When joint Kenyan-Egyptian-American counterintelligence operations proved a dire threat to the network, bin Laden plotted to rid the area of Americans, to punish the United States for its activities in the region, they said.

All three men were convicted last May of direct involvement in the bombings, but escaped the death penalty when the jury deadlocked 10-2 over whether they should be executed. Because of the deadlock, U.S. District Judge Leonard Sand was required by federal law to impose life sentences.

Asked about the $33 million restitution ordered by judge Sand, the attorney for al Owhali, David Baugh, said, "As you know defendants had access to funds, limited access to their funds, and the rest of their funds are to go to paying restitution.

"Everybody is responsible for all of it" said Baugh referring to payment of the restitution.

The scene around the Manhattan courthouse at 500 Pearl St. was bristling with barricades and marshals armed with shotguns and automatic weapons. Access to the building was roped off, and anyone entering the courthouse, including the media, was thoroughly checked.

Asked by reporters outside the courthouse how he was affected by the trial, al Owhali's attorney told them, "One of the things this case has given me is a perspective, an insight, into both sides of an extremely complex issue and that has been a personal benefit to me.

"Right now, as we are bombing Afghanistan, I am reminded that the people who did those horrible acts on Sept. 11 probably considered themselves to be retaliating against us," said Baugh. "It's possible that both sides are wrong, it's possible that both sides are right, and it's probable that only the innocents die."

The court was only 500 yards from the site of the World Trade Center towers that were destroyed Sept. 11 by suicide airline hijackers. Washington says bin Laden was responsible for those attacks in which nearly 6,000 people were killed.

Al Hague's attorney, Sam Schmidt, recounted for reporters his client's hand-written statement distributed in the courtroom prior to his sentencing.

"He stated that he opposed the acts of August 1998, the embassy bombings, and he opposed the acts of last month, which was the Sept. 11 tragedy," Schmidt said. "I hesitate to interpret my clients words or repeat my clients words which are now part of the record, which is obviously the most accurate rendition of what he has said.

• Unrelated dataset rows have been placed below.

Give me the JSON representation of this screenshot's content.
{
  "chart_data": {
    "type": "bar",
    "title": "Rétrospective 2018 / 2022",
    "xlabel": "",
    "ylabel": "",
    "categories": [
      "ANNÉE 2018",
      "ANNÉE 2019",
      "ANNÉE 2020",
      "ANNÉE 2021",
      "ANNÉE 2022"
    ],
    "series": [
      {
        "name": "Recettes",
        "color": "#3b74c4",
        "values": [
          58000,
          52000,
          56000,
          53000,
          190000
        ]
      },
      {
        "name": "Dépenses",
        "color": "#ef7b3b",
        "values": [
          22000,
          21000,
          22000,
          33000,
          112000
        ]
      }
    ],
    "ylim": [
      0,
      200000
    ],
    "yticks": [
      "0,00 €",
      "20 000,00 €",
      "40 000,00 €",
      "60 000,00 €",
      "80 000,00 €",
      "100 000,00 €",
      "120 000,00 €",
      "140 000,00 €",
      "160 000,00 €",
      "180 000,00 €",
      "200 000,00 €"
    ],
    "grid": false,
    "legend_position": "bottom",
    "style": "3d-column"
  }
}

"He has said that he is a devout Muslim and it his belief that in the Muslim faith that, even in times of conflict, that civilians, non-combatants, innocents, property, crops everything must be protected and not targeted," the lawyer said. "As a devout Muslim, since that is his belief, he believes that the conduct in 1998 and last month is wrong."

But the attorney for al Hage went on to characterize trial witnesses descriptions of how bin Laden's al Qaida organization developed, which Schmidt said al Hage has always denied being a member of the group, while only being associated with its members.

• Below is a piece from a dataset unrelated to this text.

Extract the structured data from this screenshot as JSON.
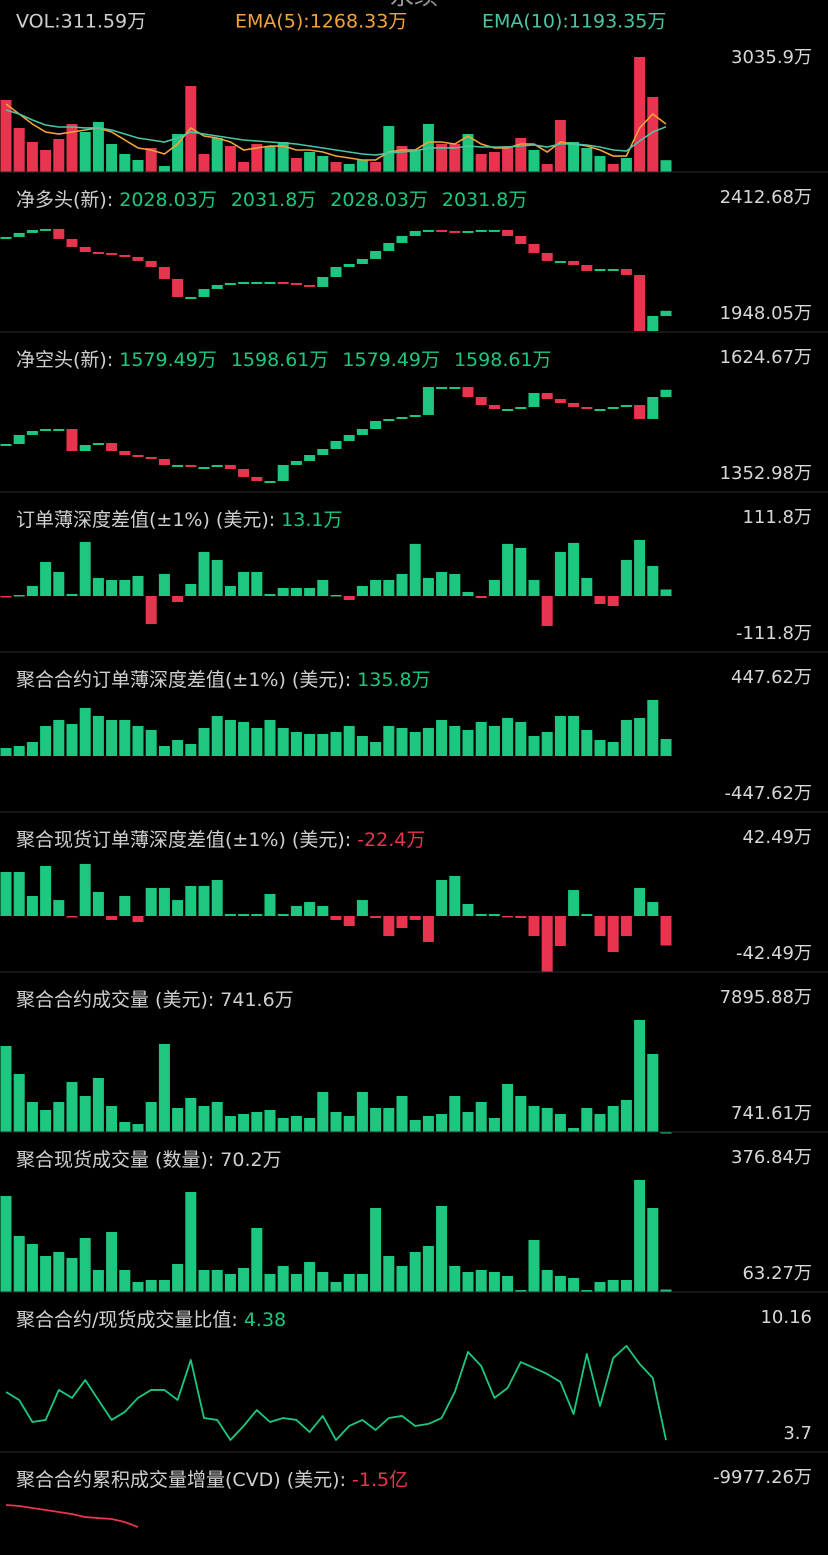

"Al Qaida was formed to assist Muslim insurgencies in Muslim countries against oppressive regimes," Schmidt said of the witnesses' testimony. "Obviously, it appears from everything we see everyday now, that al Qaida evolved into something that committed terrorism against civilian targets and he (al Hage) denies being involved with or agreeing with that evolution."

The attorney said his client "has always admitted that he acted as a personal secretary when he was in the Sudan working, among other jobs for Bin Laden's companies."

Asked if al Hage had ever denounced the actions of bin Laden's group, Schmidt declined to answer directly "but he said in 1998, when he was interviewed (about the embassy bombing) that the acts were wrong and that if Bin Laden was involved in them than he (bin Laden) was wrong."

However, Jim Owens, 53, who suffered numerous injuries at the U.S. Embassy bombing in Dar es Salaaam, said he did not "believe anything they say," referring to statements made by the convicted men.